Im dritten Teil stellen die Autoren ihre Lösung vor, indem sie die Perspektive für den Kommunitarismus öffnen, der die Notwendigkeit der Gemeinschaft und des sozialen Zusammenhalts betont. Kommunitaristische Politik fördert sachlich fundierten Gemeinsinn (S. 196) und stehe „ethnischen Nationalismus“ (S. 172) nicht entgegen. Die Autoren sehen Gemeinschaft und Markt dabei grundsätzlich nicht in einem Widerspruch, sondern konstruktiv aufeinander bezogen. Theoretisch beziehen sich beide Wissenschaftler auf kommunitaristische Philosophen, wie Amitai Etzioni, Alasdair MacIntyre, Michael Sandel und Michael Walzer.

Zum Punkt
Die Autoren schreiben engagiert mit vielen Beispielen. Die Coronakrise wird als Ausgangslage genommen, doch wurde das Buch schon vor der Krise konzipiert.

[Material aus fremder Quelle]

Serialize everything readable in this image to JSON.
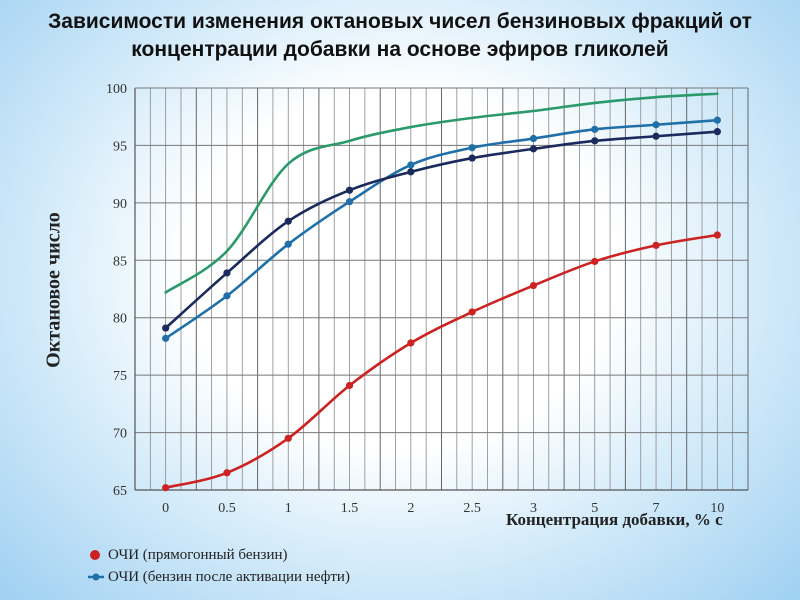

Allerdings ist der nationale und gesellschaftliche Hintergrund britisch und bleibt für den deutschen Leser manchmal fremd. Die deutsche Ausgabe wurde um kleine fachliche Einschübe zum deutschen Kontext ergänzt, was jedoch aufgesetzt erscheint und sich nicht flüssig in den Inhalt einfügt. Doch erscheint das Thema grundsätzlich hochaktuell und in These und Lösungsvorschlag durchaus plausibel. Allerdings besteht die Gefahr der Romantisierung und Idealisierung. Es fällt schwer, bei solch ambitionierten Themen nüchtern zu bleiben.

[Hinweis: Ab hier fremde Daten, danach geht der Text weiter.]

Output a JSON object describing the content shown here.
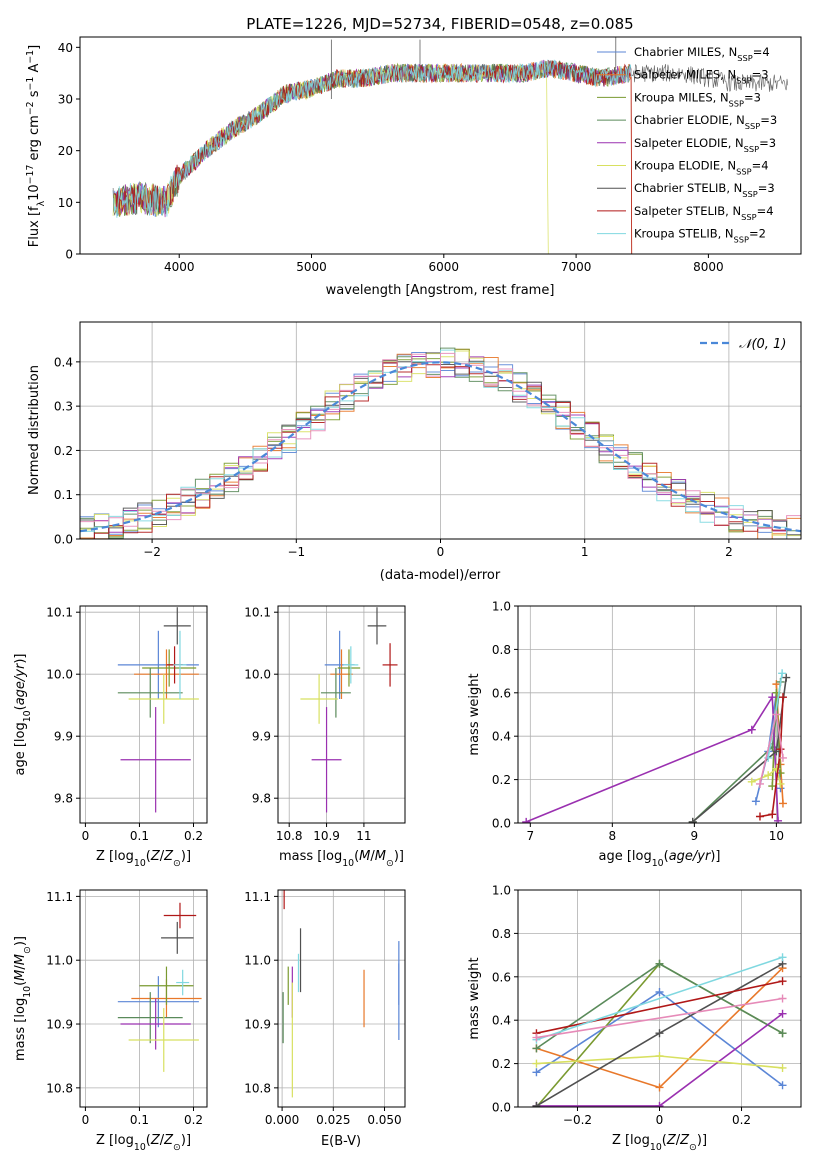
{
  "figure_title": "PLATE=1226, MJD=52734, FIBERID=0548, z=0.085",
  "model_colors": [
    "#5b86d6",
    "#e8782a",
    "#7a9a30",
    "#5a8a5a",
    "#9a30b0",
    "#d8e060",
    "#505050",
    "#b01818",
    "#80d8e0"
  ],
  "chart_data": [
    {
      "type": "line",
      "title": "PLATE=1226, MJD=52734, FIBERID=0548, z=0.085",
      "xlabel": "wavelength [Angstrom, rest frame]",
      "ylabel": "Flux [f_λ 10^-17 erg cm^-2 s^-1 A^-1]",
      "xlim": [
        3250,
        8700
      ],
      "ylim": [
        0,
        42
      ],
      "xticks": [
        4000,
        5000,
        6000,
        7000,
        8000
      ],
      "yticks": [
        0,
        10,
        20,
        30,
        40
      ],
      "legend_position": "top-right",
      "series": [
        {
          "name": "Chabrier MILES, N_SSP=4",
          "label_main": "Chabrier MILES, N",
          "label_sub": "SSP",
          "label_end": "=4",
          "color": "#5b86d6"
        },
        {
          "name": "Salpeter MILES, N_SSP=3",
          "label_main": "Salpeter MILES, N",
          "label_sub": "SSP",
          "label_end": "=3",
          "color": "#e8782a"
        },
        {
          "name": "Kroupa MILES, N_SSP=3",
          "label_main": "Kroupa MILES, N",
          "label_sub": "SSP",
          "label_end": "=3",
          "color": "#7a9a30"
        },
        {
          "name": "Chabrier ELODIE, N_SSP=3",
          "label_main": "Chabrier ELODIE, N",
          "label_sub": "SSP",
          "label_end": "=3",
          "color": "#5a8a5a"
        },
        {
          "name": "Salpeter ELODIE, N_SSP=3",
          "label_main": "Salpeter ELODIE, N",
          "label_sub": "SSP",
          "label_end": "=3",
          "color": "#9a30b0"
        },
        {
          "name": "Kroupa ELODIE, N_SSP=4",
          "label_main": "Kroupa ELODIE, N",
          "label_sub": "SSP",
          "label_end": "=4",
          "color": "#d8e060"
        },
        {
          "name": "Chabrier STELIB, N_SSP=3",
          "label_main": "Chabrier STELIB, N",
          "label_sub": "SSP",
          "label_end": "=3",
          "color": "#505050"
        },
        {
          "name": "Salpeter STELIB, N_SSP=4",
          "label_main": "Salpeter STELIB, N",
          "label_sub": "SSP",
          "label_end": "=4",
          "color": "#b01818"
        },
        {
          "name": "Kroupa STELIB, N_SSP=2",
          "label_main": "Kroupa STELIB, N",
          "label_sub": "SSP",
          "label_end": "=2",
          "color": "#80d8e0"
        }
      ],
      "spectrum_anchors": {
        "x": [
          3500,
          3700,
          3900,
          4000,
          4200,
          4400,
          4600,
          4800,
          5000,
          5200,
          5400,
          5600,
          5800,
          6000,
          6200,
          6400,
          6600,
          6800,
          7000,
          7200,
          7400,
          7600,
          7800,
          8000,
          8200
        ],
        "y": [
          10,
          11,
          10,
          15,
          20,
          24,
          27,
          31,
          32,
          34,
          34,
          35,
          35,
          35,
          35,
          35,
          35,
          36,
          35,
          34,
          35,
          35,
          35,
          34,
          33
        ]
      }
    },
    {
      "type": "bar",
      "subtype": "step-histogram",
      "xlabel": "(data-model)/error",
      "ylabel": "Normed distribution",
      "xlim": [
        -2.5,
        2.5
      ],
      "ylim": [
        0,
        0.49
      ],
      "xticks": [
        -2,
        -1,
        0,
        1,
        2
      ],
      "yticks": [
        0.0,
        0.1,
        0.2,
        0.3,
        0.4
      ],
      "reference_curve": {
        "name": "N(0,1)",
        "label": "𝒩(0, 1)",
        "color": "#4a88d8",
        "style": "dashed",
        "mu": 0,
        "sigma": 1
      },
      "legend_position": "top-right",
      "bin_width": 0.1,
      "bin_start": -2.5
    },
    {
      "type": "scatter",
      "subtype": "errorbar",
      "xlabel": "Z [log10(Z/Z⊙)]",
      "ylabel": "age  [log10(age/yr)]",
      "xlim": [
        -0.01,
        0.225
      ],
      "ylim": [
        9.76,
        10.11
      ],
      "xticks": [
        0.0,
        0.1,
        0.2
      ],
      "yticks": [
        9.8,
        9.9,
        10.0,
        10.1
      ],
      "points": [
        {
          "x": 0.135,
          "y": 10.015,
          "xerr": 0.075,
          "yerr": 0.055
        },
        {
          "x": 0.15,
          "y": 10.0,
          "xerr": 0.06,
          "yerr": 0.04
        },
        {
          "x": 0.155,
          "y": 10.01,
          "xerr": 0.05,
          "yerr": 0.03
        },
        {
          "x": 0.12,
          "y": 9.97,
          "xerr": 0.06,
          "yerr": 0.04
        },
        {
          "x": 0.13,
          "y": 9.862,
          "xerr": 0.065,
          "yerr": 0.085
        },
        {
          "x": 0.145,
          "y": 9.96,
          "xerr": 0.065,
          "yerr": 0.04
        },
        {
          "x": 0.17,
          "y": 10.078,
          "xerr": 0.025,
          "yerr": 0.03
        },
        {
          "x": 0.165,
          "y": 10.015,
          "xerr": 0.015,
          "yerr": 0.03
        },
        {
          "x": 0.175,
          "y": 10.015,
          "xerr": 0.012,
          "yerr": 0.055
        }
      ]
    },
    {
      "type": "scatter",
      "subtype": "errorbar",
      "xlabel": "mass [log10(M/M⊙)]",
      "ylabel": "",
      "xlim": [
        10.77,
        11.11
      ],
      "ylim": [
        9.76,
        10.11
      ],
      "xticks": [
        10.8,
        10.9,
        11.0
      ],
      "yticks": [
        9.8,
        9.9,
        10.0,
        10.1
      ],
      "points": [
        {
          "x": 10.935,
          "y": 10.015,
          "xerr": 0.04,
          "yerr": 0.055
        },
        {
          "x": 10.94,
          "y": 10.0,
          "xerr": 0.03,
          "yerr": 0.04
        },
        {
          "x": 10.96,
          "y": 10.01,
          "xerr": 0.03,
          "yerr": 0.03
        },
        {
          "x": 10.925,
          "y": 9.97,
          "xerr": 0.04,
          "yerr": 0.04
        },
        {
          "x": 10.9,
          "y": 9.862,
          "xerr": 0.04,
          "yerr": 0.085
        },
        {
          "x": 10.88,
          "y": 9.96,
          "xerr": 0.05,
          "yerr": 0.04
        },
        {
          "x": 11.035,
          "y": 10.078,
          "xerr": 0.025,
          "yerr": 0.03
        },
        {
          "x": 11.07,
          "y": 10.015,
          "xerr": 0.02,
          "yerr": 0.035
        },
        {
          "x": 10.965,
          "y": 10.015,
          "xerr": 0.02,
          "yerr": 0.03
        }
      ]
    },
    {
      "type": "line",
      "xlabel": "age  [log10(age/yr)]",
      "ylabel": "mass weight",
      "xlim": [
        6.85,
        10.3
      ],
      "ylim": [
        0,
        1.0
      ],
      "xticks": [
        7,
        8,
        9,
        10
      ],
      "yticks": [
        0.0,
        0.2,
        0.4,
        0.6,
        0.8,
        1.0
      ],
      "series": [
        {
          "x": [
            9.75,
            9.9,
            10.0,
            10.05
          ],
          "y": [
            0.1,
            0.33,
            0.6,
            0.16
          ]
        },
        {
          "x": [
            10.0,
            10.05,
            10.08
          ],
          "y": [
            0.64,
            0.27,
            0.09
          ]
        },
        {
          "x": [
            9.95,
            10.0,
            10.05
          ],
          "y": [
            0.17,
            0.6,
            0.23
          ]
        },
        {
          "x": [
            8.98,
            9.95,
            10.05
          ],
          "y": [
            0.005,
            0.35,
            0.65
          ]
        },
        {
          "x": [
            6.95,
            9.7,
            9.95,
            10.02
          ],
          "y": [
            0.005,
            0.43,
            0.58,
            0.01
          ]
        },
        {
          "x": [
            9.7,
            9.9,
            10.0,
            10.05
          ],
          "y": [
            0.19,
            0.22,
            0.25,
            0.18
          ]
        },
        {
          "x": [
            8.98,
            10.0,
            10.12
          ],
          "y": [
            0.005,
            0.33,
            0.67
          ]
        },
        {
          "x": [
            9.8,
            9.95,
            10.05,
            10.08
          ],
          "y": [
            0.03,
            0.04,
            0.34,
            0.58
          ]
        },
        {
          "x": [
            9.9,
            10.07
          ],
          "y": [
            0.3,
            0.69
          ]
        },
        {
          "x": [
            9.8,
            10.0,
            10.08
          ],
          "y": [
            0.18,
            0.5,
            0.3
          ]
        }
      ]
    },
    {
      "type": "scatter",
      "subtype": "errorbar",
      "xlabel": "Z [log10(Z/Z⊙)]",
      "ylabel": "mass [log10(M/M⊙)]",
      "xlim": [
        -0.01,
        0.225
      ],
      "ylim": [
        10.77,
        11.11
      ],
      "xticks": [
        0.0,
        0.1,
        0.2
      ],
      "yticks": [
        10.8,
        10.9,
        11.0,
        11.1
      ],
      "points": [
        {
          "x": 0.135,
          "y": 10.935,
          "xerr": 0.075,
          "yerr": 0.04
        },
        {
          "x": 0.15,
          "y": 10.94,
          "xerr": 0.065,
          "yerr": 0.03
        },
        {
          "x": 0.15,
          "y": 10.96,
          "xerr": 0.05,
          "yerr": 0.03
        },
        {
          "x": 0.12,
          "y": 10.91,
          "xerr": 0.06,
          "yerr": 0.04
        },
        {
          "x": 0.13,
          "y": 10.9,
          "xerr": 0.065,
          "yerr": 0.04
        },
        {
          "x": 0.145,
          "y": 10.875,
          "xerr": 0.065,
          "yerr": 0.05
        },
        {
          "x": 0.17,
          "y": 11.035,
          "xerr": 0.03,
          "yerr": 0.025
        },
        {
          "x": 0.175,
          "y": 11.07,
          "xerr": 0.03,
          "yerr": 0.02
        },
        {
          "x": 0.18,
          "y": 10.965,
          "xerr": 0.012,
          "yerr": 0.02
        }
      ]
    },
    {
      "type": "scatter",
      "subtype": "errorbar",
      "xlabel": "E(B-V)",
      "ylabel": "",
      "xlim": [
        -0.002,
        0.06
      ],
      "ylim": [
        10.77,
        11.11
      ],
      "xticks": [
        0.0,
        0.025,
        0.05
      ],
      "xticklabels": [
        "0.000",
        "0.025",
        "0.050"
      ],
      "yticks": [
        10.8,
        10.9,
        11.0,
        11.1
      ],
      "points": [
        {
          "x": 0.057,
          "y": 10.935,
          "xerr": 0,
          "yerr": 0.06
        },
        {
          "x": 0.04,
          "y": 10.94,
          "xerr": 0,
          "yerr": 0.045
        },
        {
          "x": 0.003,
          "y": 10.96,
          "xerr": 0,
          "yerr": 0.03
        },
        {
          "x": 0.0005,
          "y": 10.91,
          "xerr": 0,
          "yerr": 0.04
        },
        {
          "x": 0.005,
          "y": 10.95,
          "xerr": 0,
          "yerr": 0.04
        },
        {
          "x": 0.005,
          "y": 10.875,
          "xerr": 0,
          "yerr": 0.09
        },
        {
          "x": 0.009,
          "y": 11.0,
          "xerr": 0,
          "yerr": 0.05
        },
        {
          "x": 0.001,
          "y": 11.1,
          "xerr": 0,
          "yerr": 0.02
        },
        {
          "x": 0.008,
          "y": 10.98,
          "xerr": 0,
          "yerr": 0.03
        },
        {
          "x": 0.057,
          "y": 10.98,
          "xerr": 0,
          "yerr": 0.05
        }
      ]
    },
    {
      "type": "line",
      "xlabel": "Z [log10(Z/Z⊙)]",
      "ylabel": "mass weight",
      "xlim": [
        -0.345,
        0.345
      ],
      "ylim": [
        0,
        1.0
      ],
      "xticks": [
        -0.2,
        0.0,
        0.2
      ],
      "yticks": [
        0.0,
        0.2,
        0.4,
        0.6,
        0.8,
        1.0
      ],
      "series": [
        {
          "x": [
            -0.3,
            0.0,
            0.3
          ],
          "y": [
            0.16,
            0.53,
            0.1
          ]
        },
        {
          "x": [
            -0.3,
            0.0,
            0.3
          ],
          "y": [
            0.27,
            0.09,
            0.64
          ]
        },
        {
          "x": [
            -0.3,
            0.0,
            0.3
          ],
          "y": [
            0.0,
            0.66,
            0.34
          ]
        },
        {
          "x": [
            -0.3,
            0.0,
            0.3
          ],
          "y": [
            0.27,
            0.66,
            0.34
          ]
        },
        {
          "x": [
            -0.3,
            0.0,
            0.3
          ],
          "y": [
            0.005,
            0.005,
            0.43
          ]
        },
        {
          "x": [
            -0.3,
            0.0,
            0.3
          ],
          "y": [
            0.2,
            0.235,
            0.18
          ]
        },
        {
          "x": [
            -0.3,
            0.0,
            0.3
          ],
          "y": [
            0.005,
            0.34,
            0.66
          ]
        },
        {
          "x": [
            -0.3,
            0.3
          ],
          "y": [
            0.34,
            0.58
          ]
        },
        {
          "x": [
            -0.3,
            0.3
          ],
          "y": [
            0.31,
            0.69
          ]
        },
        {
          "x": [
            -0.3,
            0.3
          ],
          "y": [
            0.32,
            0.5
          ]
        }
      ]
    }
  ]
}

So ist auch ein deutliches Sendungsbewusstsein herauszuhören, auch wenn beide Autoren betonen, nichts als Evangelisten aufzutreten. Trotzdem wird der Seelenfrieden als Belohnung in Aussicht gestellt, der demjenigen winkt, der seine moralische Verantwortung der praktischen Weltgestaltung zum Wohle der Menschheit annimmt (S. 203). Doch trotz oder gerade wegen dieser religiösen Obertöne, stellt das Buch das kommunitaristische Rezept für ein erfülltes Leben jenseits des übersteigerten Individualismus mit seinen falschen Versprechungen schmackhaft dar. Der Leser bekommt Lust auf Alternativen zum Lebensmotto: Geiz ist geil. Doch das Ende der Gier scheint im Grossen und Ganzen noch nicht gekommen zu sein und so scheint der Titel des Buches eher Wunsch als Wirklichkeit.